If archeology begins to the right of the entrance, then the ethnographic collection of this museum occupies its entire left side and part of the lower floor. There one can see the traditional clothes of the Turkmens, old household items, ancient agricultural tools and various utensils – the products of local artisans of the 19th – early 20th centuries. One cannot but notice mortars with pestles made from a tree trunk, hand-held stone millstones and other tools that were used by Turkmen families for processing grain crops. A large bronze cauldron of the 12th century decorated with engraved floral ornaments, medallions and arabesques is a true adornment of the exposition. A chest of an unusual shape, intended for storing household valuables, stands separately. It was carved from a single piece of wood in the form of a jug with a lid. There is no such artifact in any other museum of Turkmenistan.

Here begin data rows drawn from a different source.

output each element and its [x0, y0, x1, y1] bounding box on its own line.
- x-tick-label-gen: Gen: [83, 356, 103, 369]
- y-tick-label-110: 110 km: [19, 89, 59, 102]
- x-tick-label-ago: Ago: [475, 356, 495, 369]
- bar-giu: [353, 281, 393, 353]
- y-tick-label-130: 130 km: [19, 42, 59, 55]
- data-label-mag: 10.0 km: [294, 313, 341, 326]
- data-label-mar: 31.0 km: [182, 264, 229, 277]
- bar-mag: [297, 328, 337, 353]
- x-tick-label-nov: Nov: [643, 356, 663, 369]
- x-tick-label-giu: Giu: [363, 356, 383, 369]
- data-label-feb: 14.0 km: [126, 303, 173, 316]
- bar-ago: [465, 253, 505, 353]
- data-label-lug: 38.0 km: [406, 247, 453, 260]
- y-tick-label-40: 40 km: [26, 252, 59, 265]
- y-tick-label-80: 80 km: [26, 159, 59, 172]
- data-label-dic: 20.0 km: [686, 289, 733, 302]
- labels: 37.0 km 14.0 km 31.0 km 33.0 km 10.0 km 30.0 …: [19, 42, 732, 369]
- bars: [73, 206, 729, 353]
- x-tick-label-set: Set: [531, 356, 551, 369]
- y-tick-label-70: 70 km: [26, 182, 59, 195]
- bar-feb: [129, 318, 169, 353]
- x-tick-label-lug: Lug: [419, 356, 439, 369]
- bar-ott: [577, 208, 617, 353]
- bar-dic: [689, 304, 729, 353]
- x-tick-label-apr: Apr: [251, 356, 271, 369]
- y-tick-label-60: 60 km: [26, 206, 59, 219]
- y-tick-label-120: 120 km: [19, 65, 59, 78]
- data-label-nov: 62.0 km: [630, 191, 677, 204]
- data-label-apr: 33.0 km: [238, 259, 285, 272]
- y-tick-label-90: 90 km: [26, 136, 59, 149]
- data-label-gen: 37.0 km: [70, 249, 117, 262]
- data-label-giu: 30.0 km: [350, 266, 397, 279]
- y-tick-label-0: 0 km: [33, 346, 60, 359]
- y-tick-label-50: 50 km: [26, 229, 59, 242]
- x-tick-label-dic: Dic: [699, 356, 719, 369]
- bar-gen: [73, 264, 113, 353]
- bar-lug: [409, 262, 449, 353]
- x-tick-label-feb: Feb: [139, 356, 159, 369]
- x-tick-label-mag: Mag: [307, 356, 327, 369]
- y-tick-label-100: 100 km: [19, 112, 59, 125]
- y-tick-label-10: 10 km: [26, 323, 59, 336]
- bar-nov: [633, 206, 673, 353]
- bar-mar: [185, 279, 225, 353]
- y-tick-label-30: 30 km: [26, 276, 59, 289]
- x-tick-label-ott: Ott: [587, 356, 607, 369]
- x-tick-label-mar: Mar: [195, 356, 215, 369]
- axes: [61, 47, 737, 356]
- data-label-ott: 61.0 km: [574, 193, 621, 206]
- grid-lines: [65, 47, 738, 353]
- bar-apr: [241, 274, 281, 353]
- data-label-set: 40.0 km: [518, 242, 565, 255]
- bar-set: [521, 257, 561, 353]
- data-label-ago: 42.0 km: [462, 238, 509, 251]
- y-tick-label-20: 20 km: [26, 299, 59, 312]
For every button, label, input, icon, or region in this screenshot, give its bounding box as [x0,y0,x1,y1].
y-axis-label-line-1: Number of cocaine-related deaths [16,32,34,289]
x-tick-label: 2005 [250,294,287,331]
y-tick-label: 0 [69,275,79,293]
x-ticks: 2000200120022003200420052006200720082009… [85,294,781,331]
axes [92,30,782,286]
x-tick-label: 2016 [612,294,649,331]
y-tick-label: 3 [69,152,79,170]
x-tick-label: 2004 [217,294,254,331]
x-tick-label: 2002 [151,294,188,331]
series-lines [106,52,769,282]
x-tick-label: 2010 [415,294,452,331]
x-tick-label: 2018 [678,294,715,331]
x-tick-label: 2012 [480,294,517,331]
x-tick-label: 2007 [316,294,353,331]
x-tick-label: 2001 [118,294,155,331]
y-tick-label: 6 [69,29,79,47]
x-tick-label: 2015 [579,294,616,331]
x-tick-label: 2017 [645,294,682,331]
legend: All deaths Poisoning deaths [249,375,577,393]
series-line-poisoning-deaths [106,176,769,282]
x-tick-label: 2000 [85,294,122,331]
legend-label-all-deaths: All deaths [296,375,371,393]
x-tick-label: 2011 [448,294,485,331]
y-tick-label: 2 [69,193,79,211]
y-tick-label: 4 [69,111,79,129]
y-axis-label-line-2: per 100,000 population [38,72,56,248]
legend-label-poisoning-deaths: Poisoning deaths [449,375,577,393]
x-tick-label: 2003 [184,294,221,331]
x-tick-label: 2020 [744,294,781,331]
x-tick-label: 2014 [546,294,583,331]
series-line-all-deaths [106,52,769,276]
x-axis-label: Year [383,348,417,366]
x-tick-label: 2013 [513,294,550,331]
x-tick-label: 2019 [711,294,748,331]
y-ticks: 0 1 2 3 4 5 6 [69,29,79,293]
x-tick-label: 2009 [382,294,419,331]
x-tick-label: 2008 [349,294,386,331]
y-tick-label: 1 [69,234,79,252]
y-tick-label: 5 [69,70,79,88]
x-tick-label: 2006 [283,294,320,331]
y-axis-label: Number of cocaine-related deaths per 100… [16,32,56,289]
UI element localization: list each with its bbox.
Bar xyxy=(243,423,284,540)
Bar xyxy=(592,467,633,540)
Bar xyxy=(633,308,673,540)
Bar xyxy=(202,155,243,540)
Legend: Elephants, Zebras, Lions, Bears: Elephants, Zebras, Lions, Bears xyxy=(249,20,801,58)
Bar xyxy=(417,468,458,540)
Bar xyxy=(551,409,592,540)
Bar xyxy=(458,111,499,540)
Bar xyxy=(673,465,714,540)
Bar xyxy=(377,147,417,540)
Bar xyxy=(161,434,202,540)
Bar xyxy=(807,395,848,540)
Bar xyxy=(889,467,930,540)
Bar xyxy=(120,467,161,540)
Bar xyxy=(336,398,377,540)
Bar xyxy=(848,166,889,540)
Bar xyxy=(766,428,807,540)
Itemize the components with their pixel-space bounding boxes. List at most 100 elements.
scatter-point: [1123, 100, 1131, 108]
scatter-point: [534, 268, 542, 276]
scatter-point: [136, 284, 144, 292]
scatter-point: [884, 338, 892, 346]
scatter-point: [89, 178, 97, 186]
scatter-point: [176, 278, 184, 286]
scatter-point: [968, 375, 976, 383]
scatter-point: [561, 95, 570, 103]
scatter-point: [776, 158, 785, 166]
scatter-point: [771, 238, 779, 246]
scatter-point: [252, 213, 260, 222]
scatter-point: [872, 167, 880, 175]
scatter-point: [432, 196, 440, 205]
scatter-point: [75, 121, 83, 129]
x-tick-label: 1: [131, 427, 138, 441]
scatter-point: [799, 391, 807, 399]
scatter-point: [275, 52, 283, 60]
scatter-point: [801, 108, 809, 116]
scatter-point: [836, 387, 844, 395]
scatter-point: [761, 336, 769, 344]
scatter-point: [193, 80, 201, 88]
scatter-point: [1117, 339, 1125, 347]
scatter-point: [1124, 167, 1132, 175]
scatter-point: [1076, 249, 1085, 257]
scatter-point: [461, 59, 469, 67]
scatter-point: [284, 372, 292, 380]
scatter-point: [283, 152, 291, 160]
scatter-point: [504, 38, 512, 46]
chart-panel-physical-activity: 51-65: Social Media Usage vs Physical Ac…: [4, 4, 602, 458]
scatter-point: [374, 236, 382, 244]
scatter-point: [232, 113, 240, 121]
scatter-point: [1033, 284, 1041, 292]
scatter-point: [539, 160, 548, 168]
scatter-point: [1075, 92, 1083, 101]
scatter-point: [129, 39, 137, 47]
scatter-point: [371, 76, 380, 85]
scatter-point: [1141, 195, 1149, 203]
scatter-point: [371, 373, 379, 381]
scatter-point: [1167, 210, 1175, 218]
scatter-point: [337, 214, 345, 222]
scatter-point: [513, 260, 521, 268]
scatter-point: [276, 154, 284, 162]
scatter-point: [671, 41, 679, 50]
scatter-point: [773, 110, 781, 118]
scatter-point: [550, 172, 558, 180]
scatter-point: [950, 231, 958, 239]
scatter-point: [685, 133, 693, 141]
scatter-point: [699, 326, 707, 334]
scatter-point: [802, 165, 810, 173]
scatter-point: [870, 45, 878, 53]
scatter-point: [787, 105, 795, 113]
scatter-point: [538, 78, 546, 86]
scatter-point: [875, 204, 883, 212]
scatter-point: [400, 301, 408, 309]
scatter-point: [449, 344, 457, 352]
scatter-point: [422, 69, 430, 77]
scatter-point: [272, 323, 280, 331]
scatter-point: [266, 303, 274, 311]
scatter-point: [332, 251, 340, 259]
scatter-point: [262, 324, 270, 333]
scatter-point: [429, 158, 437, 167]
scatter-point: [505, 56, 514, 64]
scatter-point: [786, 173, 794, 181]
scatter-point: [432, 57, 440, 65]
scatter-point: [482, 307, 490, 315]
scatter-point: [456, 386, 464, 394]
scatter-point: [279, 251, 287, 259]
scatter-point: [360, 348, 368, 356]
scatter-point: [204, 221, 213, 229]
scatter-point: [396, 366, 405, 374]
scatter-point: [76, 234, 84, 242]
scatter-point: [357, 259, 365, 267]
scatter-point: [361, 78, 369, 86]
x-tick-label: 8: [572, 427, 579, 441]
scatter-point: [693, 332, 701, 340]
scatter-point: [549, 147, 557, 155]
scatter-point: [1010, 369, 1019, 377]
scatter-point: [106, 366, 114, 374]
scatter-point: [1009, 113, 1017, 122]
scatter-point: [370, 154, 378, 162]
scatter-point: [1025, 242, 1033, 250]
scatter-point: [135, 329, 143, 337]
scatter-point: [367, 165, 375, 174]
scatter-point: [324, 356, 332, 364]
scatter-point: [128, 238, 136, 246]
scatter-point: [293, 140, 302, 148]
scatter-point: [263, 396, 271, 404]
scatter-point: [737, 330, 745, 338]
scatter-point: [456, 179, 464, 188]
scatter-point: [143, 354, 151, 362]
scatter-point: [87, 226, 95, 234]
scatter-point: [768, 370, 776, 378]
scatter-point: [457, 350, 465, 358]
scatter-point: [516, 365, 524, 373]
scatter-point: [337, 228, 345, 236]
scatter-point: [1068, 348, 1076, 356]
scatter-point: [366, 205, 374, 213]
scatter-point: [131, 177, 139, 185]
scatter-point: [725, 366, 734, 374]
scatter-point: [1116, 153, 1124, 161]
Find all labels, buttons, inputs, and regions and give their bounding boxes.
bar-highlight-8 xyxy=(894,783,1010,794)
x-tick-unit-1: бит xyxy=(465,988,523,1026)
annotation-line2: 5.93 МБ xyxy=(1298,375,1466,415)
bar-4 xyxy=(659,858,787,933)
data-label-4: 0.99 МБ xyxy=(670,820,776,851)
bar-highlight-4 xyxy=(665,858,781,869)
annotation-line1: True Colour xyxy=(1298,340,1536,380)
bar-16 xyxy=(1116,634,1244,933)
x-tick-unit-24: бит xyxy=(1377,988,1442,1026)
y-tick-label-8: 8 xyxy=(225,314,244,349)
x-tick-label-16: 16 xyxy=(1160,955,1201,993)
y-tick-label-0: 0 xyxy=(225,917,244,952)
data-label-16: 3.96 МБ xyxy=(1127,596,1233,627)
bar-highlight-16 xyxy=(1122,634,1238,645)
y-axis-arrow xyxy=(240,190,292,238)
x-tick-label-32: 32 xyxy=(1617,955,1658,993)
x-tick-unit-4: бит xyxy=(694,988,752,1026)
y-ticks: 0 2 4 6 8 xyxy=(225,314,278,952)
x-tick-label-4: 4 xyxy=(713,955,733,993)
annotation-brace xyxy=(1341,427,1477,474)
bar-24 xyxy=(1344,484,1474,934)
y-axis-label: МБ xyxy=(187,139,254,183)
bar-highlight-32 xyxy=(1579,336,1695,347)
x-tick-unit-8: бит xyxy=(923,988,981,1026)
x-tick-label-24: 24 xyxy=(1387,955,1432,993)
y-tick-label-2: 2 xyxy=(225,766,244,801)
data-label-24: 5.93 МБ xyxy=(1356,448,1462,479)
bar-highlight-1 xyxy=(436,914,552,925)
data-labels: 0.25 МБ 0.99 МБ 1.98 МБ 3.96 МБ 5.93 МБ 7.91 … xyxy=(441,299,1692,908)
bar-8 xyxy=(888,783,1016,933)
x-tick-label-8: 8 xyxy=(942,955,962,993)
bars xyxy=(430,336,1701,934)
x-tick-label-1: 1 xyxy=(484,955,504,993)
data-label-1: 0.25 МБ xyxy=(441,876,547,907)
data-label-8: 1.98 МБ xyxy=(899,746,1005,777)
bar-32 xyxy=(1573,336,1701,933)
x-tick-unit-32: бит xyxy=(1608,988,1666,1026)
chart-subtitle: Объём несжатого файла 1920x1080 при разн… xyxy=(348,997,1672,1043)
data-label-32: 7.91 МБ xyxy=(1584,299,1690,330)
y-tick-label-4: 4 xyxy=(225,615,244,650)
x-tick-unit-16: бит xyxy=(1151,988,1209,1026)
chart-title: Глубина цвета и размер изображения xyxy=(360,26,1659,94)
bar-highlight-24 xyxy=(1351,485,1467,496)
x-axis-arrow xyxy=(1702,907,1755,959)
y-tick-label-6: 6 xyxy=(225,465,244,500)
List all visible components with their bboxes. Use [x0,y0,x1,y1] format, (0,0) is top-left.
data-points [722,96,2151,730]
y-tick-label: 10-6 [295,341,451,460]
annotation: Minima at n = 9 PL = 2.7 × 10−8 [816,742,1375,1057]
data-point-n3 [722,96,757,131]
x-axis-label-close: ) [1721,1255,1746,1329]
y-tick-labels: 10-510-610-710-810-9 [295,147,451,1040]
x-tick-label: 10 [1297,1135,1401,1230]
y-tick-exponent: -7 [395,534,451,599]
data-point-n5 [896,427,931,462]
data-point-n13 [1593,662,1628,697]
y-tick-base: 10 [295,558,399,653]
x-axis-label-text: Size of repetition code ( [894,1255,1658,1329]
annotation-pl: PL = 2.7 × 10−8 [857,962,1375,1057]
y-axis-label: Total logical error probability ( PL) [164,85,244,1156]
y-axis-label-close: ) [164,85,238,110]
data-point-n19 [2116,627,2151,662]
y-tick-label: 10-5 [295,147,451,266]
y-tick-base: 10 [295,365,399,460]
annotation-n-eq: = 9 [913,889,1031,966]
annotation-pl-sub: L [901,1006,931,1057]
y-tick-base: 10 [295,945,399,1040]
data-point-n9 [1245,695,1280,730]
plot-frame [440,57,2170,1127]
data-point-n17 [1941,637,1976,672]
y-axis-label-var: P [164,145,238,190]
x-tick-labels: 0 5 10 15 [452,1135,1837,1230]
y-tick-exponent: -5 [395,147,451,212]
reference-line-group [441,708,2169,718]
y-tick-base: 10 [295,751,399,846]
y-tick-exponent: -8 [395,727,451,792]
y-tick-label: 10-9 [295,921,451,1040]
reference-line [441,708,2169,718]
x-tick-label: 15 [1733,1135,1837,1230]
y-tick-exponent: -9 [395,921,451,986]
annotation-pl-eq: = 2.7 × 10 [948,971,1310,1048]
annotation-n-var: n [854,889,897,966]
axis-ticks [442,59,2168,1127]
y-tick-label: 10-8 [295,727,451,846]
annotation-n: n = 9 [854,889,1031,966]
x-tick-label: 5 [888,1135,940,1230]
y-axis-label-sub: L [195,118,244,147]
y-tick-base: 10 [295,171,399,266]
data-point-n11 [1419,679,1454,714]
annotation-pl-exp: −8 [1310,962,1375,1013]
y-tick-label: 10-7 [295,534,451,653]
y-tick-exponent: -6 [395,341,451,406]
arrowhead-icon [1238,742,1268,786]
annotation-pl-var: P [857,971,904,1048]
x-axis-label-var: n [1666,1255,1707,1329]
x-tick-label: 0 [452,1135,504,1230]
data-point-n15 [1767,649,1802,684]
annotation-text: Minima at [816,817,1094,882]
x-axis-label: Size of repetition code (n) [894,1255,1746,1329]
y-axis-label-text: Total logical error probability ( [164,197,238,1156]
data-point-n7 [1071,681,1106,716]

There is also a very rare bronze bowl reserved for divination and healing magic. This is chilkalit, which literally means “forty keys”. The bowl is a hemisphere with a flat bottom with a protrusion in the form of a cone. A bowl of smaller diameter with a ledge was attached to it. Forty pendants imitating keys were hung on this bowl. The inner and outer surfaces of the bowl are completely covered with religious texts in Arabic. The Anau chilkalit is also decorated with twelve signs of the Zodiac in oval medallions, which makes it completely unique.
On the lower floor of the Ak Bugday museum there are two expositions. One is devoted to agriculture of the 19th–20th centuries, the other is dedicated to the current era of Turkmenistan’s independence. Looking at the long-forgotten tools and mechanisms for land cultivation, sowing and harvesting, one can imagine how hard the work of a plowman-farmer was in the very recent past. One can see an old wooden plow with an iron tip that was used by the Turkmens in their original tradition. Various trailers for the first tractors that appeared on Turkmen soil in the twenties of the last century are also exhibited.
Nowadays, selection of grain crops continues in the homeland of white wheat, only at a higher technological level. Modern Turkmen farmers do not forget their ancient history, folk traditions and wise precepts of their ancestors. At the same time, the world’s most advanced scientific achievements are used, and the small museum in Anau reminds us of how it all began.